Da Redação
MANAUS – O Estado do Amazonas e a capital, Manaus, estão fora da zona de alerta em relação às taxas de ocupação dos leitos para pacientes de Covid-19. A situação é referente ao período de 10 a 17 de maio, segundo o Boletim do Observatório Covid-19 da Fiocruz (Fundação Oswaldo Cruz), divulgado na sexta-feira, 21. Mesmo nesta condição, que mostra a estabilidade na queda de novos casos, a FVS-AM (Fundação de Vigilância em Saúde) reforça a necessidade de cuidados contra a doença.
O boletim informa que as taxas de ocupação de leitos públicos de UTI Covid-19 para adultos, que vinham mantendo uma tendência de queda lenta nesse período, apresentaram pequenas elevações em muitos estados e capitais interrompendo a melhoria do quadro geral de novos contágios.
A Região Norte foi a que apresentou melhor cenário, com Acre, Amazonas e Roraima se mantendo fora da zona de alerta, com taxas inferiores a 60%. Rondônia, Pará e Amapá apresentaram reduções no indicador de 5, 3 e 4 pontos percentuais respectivamente.
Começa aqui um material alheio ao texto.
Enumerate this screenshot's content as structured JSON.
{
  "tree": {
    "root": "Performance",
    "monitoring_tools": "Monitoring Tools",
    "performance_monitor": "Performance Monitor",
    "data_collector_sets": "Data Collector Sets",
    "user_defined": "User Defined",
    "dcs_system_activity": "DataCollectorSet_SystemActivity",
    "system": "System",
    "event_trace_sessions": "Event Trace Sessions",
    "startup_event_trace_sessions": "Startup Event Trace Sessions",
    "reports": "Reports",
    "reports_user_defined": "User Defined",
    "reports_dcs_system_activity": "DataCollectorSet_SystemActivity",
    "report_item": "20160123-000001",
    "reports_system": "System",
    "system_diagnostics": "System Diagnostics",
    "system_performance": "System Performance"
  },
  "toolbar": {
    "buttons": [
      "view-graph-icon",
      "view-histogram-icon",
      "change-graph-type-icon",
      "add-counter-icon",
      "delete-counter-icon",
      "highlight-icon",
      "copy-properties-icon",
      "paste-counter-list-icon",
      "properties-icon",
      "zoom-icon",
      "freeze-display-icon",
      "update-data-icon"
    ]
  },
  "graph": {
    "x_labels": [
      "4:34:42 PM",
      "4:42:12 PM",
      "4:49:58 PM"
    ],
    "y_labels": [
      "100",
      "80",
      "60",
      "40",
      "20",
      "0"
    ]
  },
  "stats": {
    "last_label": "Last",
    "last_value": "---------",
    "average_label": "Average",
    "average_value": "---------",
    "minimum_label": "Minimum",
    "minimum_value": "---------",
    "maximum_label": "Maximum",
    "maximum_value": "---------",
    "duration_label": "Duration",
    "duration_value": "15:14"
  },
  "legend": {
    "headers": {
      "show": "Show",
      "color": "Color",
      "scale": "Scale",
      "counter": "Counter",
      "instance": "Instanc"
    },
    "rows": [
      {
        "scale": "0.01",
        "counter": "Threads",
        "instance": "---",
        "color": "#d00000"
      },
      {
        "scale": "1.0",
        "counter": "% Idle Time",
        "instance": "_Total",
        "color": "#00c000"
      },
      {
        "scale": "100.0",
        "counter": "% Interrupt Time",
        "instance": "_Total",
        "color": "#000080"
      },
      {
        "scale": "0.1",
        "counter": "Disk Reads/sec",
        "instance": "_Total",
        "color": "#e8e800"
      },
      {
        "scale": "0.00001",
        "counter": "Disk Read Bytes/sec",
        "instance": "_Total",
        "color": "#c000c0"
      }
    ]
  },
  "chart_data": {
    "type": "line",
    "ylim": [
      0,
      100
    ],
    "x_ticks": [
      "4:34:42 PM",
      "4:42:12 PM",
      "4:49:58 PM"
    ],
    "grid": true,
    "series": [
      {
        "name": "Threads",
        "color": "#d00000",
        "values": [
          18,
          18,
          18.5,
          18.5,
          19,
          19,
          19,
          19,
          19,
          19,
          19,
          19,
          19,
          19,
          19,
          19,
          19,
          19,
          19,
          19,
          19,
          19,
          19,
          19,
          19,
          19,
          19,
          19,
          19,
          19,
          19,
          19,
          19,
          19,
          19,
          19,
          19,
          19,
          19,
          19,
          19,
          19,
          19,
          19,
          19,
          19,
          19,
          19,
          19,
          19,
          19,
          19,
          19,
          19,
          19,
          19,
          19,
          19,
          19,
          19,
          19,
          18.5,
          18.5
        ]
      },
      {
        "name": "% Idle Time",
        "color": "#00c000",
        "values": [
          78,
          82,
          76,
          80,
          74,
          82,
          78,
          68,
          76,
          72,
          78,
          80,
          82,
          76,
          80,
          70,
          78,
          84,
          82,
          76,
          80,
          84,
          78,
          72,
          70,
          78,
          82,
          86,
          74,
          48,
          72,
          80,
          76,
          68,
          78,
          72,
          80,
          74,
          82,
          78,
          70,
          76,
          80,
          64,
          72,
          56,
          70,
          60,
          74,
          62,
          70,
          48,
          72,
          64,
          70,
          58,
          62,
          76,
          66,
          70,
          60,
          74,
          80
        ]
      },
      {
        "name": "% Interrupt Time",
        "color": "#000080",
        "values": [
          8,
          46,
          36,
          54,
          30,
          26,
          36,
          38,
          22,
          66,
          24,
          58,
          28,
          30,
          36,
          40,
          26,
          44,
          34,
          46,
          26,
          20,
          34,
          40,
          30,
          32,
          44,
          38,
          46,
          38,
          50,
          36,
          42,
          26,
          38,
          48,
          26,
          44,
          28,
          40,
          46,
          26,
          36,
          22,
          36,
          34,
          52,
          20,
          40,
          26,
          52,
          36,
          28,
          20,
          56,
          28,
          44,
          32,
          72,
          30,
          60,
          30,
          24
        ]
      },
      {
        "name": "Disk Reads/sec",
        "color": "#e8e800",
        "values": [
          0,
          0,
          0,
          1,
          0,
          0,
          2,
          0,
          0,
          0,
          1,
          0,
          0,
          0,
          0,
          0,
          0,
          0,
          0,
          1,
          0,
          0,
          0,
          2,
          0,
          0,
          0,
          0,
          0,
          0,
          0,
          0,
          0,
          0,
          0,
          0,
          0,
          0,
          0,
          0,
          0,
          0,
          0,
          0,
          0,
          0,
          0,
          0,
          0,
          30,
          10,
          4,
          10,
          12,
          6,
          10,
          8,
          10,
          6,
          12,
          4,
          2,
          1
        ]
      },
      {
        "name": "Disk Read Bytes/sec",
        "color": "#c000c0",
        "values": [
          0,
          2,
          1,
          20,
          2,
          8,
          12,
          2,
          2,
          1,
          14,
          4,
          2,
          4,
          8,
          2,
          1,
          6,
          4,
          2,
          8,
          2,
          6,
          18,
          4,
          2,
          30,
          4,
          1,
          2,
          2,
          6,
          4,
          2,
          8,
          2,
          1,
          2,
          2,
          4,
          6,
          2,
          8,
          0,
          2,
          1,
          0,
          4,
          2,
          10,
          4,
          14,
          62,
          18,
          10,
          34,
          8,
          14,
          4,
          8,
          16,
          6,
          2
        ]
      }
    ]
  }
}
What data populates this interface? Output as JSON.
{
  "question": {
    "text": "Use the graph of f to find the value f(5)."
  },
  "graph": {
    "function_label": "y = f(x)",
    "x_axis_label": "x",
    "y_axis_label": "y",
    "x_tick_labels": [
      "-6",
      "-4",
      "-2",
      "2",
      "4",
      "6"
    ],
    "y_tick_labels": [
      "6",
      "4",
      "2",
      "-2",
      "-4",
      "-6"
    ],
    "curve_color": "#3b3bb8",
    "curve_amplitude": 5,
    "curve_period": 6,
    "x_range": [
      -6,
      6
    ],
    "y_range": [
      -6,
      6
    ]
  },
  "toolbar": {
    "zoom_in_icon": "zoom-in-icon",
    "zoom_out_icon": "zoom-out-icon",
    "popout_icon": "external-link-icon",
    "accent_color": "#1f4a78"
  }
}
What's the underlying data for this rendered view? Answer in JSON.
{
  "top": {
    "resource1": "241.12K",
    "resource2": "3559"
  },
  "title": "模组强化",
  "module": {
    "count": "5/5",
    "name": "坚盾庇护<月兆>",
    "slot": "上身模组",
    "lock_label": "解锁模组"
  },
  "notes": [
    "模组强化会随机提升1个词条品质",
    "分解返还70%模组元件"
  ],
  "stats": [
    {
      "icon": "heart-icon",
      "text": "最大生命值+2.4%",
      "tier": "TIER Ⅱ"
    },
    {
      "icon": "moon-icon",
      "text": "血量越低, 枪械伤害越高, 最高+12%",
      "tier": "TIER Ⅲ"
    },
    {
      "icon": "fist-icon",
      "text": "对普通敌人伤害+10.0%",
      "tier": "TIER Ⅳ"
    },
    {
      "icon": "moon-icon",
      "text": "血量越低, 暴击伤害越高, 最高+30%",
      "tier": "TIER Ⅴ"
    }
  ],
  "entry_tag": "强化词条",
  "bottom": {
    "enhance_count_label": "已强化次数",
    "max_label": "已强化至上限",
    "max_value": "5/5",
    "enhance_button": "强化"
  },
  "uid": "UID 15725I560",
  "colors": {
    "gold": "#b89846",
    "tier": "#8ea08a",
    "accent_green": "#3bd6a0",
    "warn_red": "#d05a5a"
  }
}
Tocantins foi o único da região que teve piora, mantendo-se na zona de alerta crítico, com elevação do indicador de 81% para 89%.
No mapa, é possível verificar os percentuais de ocupação dos leitos de UTI Covid-19 registrados para cada estado e o Distrito Federal.
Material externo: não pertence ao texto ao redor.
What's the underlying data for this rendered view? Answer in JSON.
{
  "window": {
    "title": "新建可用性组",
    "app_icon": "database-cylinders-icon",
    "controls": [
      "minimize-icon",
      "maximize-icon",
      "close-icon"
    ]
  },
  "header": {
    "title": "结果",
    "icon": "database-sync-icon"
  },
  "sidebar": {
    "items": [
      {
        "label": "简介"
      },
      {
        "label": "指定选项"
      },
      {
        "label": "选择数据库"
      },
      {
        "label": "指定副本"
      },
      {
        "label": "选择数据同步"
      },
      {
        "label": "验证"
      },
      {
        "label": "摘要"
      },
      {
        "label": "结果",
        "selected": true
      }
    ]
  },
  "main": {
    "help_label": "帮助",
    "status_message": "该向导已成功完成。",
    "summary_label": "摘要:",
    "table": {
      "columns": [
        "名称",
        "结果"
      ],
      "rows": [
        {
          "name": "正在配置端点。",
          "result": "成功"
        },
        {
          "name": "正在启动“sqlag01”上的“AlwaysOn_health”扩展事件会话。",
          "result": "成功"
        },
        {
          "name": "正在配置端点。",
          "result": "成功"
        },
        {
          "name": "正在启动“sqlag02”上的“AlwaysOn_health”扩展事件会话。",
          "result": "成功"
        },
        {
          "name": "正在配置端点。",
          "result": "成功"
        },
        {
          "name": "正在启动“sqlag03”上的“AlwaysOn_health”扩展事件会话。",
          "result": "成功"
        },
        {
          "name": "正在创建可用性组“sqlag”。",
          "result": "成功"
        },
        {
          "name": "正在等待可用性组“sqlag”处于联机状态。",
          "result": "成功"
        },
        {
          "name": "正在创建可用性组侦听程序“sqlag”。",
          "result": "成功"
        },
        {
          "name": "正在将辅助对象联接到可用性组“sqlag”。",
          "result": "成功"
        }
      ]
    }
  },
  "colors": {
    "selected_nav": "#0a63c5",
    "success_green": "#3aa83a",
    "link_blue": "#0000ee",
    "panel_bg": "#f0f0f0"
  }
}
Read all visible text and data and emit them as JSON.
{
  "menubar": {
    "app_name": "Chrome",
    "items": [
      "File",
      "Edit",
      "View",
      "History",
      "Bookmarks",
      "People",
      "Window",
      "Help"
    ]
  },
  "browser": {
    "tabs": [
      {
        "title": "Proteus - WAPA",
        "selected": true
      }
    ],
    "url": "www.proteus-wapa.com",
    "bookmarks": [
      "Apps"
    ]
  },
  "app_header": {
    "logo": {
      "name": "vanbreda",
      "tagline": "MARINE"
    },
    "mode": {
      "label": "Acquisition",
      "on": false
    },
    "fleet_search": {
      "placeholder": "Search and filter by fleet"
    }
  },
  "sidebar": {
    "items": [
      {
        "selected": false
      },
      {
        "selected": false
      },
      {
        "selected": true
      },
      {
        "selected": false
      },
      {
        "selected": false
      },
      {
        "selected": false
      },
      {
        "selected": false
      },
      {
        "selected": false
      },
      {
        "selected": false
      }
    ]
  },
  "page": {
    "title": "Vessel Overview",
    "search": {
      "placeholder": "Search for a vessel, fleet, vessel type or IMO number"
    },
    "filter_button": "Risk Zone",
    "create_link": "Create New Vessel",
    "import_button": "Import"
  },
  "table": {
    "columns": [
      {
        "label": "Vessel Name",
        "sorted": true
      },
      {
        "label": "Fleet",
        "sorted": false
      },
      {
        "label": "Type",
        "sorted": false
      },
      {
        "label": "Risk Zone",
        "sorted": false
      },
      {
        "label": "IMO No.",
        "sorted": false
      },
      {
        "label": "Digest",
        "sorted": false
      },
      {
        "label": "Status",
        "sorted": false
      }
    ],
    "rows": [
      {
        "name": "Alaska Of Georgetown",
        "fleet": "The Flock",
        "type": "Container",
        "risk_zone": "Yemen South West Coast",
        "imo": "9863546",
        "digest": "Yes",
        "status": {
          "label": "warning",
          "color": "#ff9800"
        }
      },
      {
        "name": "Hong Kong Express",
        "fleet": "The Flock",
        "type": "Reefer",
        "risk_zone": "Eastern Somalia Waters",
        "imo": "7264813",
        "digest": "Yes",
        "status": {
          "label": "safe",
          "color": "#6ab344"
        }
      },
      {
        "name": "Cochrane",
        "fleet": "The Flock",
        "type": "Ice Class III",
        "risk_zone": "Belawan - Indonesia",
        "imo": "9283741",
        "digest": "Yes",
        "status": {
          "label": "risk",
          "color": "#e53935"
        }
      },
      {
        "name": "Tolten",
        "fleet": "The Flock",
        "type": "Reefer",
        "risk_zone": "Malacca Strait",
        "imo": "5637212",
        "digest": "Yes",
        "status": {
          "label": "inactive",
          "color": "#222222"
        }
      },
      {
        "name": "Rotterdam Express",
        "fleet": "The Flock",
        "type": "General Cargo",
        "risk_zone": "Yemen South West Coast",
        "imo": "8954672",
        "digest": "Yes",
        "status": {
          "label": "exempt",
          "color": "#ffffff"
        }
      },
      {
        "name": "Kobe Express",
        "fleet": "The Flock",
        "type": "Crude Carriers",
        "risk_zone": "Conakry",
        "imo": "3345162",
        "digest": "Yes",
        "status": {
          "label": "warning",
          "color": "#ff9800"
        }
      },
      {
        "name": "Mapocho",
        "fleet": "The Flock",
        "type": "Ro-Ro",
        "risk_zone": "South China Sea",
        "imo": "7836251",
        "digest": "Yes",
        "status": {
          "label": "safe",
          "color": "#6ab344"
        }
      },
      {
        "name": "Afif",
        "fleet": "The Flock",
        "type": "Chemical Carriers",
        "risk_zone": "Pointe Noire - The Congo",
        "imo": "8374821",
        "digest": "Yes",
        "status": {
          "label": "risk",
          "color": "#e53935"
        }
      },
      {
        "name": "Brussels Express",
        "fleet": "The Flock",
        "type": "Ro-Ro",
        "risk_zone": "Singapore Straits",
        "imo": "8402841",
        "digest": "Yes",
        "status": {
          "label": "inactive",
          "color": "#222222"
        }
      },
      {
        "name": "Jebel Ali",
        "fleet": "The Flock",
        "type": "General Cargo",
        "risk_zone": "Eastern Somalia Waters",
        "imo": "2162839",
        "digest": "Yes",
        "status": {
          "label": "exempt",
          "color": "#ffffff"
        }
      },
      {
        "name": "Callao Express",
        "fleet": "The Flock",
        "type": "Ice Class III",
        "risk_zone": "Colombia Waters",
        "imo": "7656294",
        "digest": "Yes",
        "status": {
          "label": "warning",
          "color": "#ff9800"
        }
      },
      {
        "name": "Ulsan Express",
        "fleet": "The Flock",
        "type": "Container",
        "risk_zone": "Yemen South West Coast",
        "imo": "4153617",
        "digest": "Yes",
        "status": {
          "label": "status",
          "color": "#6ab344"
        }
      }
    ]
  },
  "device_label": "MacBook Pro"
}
Quanto às capitais, oito estão com taxas de ocupação de leitos de UTI Covid-19 iguais ou superiores a 90%: Palmas (92%), São Luís (90%, Teresina (96%), Fortaleza (95%), Natal (94%), Aracaju (100%), Rio de Janeiro (93%) e Curitiba (95%).
Sete capitais estão com taxas superiores a 80% e inferiores a 90%: Porto Velho (89%), Recife (84%), Salvador (81%), Belo Horizonte (80%), Campo Grande (82%), Goiânia (82%) e Brasília (84%).
Nove estão na zona de alerta intermediário, com taxas iguais ou superiores a 60% e inferiores a 80%: Belém (63%), Macapá (75%), João Pessoa (68%), Maceió (76%), Vitória (74%), São Paulo (77%), Florianópolis (71%), Porto Alegre (67%) e Cuiabá (71%).
Apenas três estão fora da zona de alerta: Rio Branco (50%), Manaus (50%) e Boa Vista (36%).
Situação dos leitos

O boletim mostra a evolução da situação dos leitos de UTI Covid no Amazonas desde o ano passado. É possível verificar nos mapas uma inversão da situação do estado na ocupação dos leitos se comparado ao restante do Brasil. De dezembro de 2020 até o começo de fevereiro deste ano, o Amazonas estava no nível crítico e a maioria do país estava dividido entre médio e baixo.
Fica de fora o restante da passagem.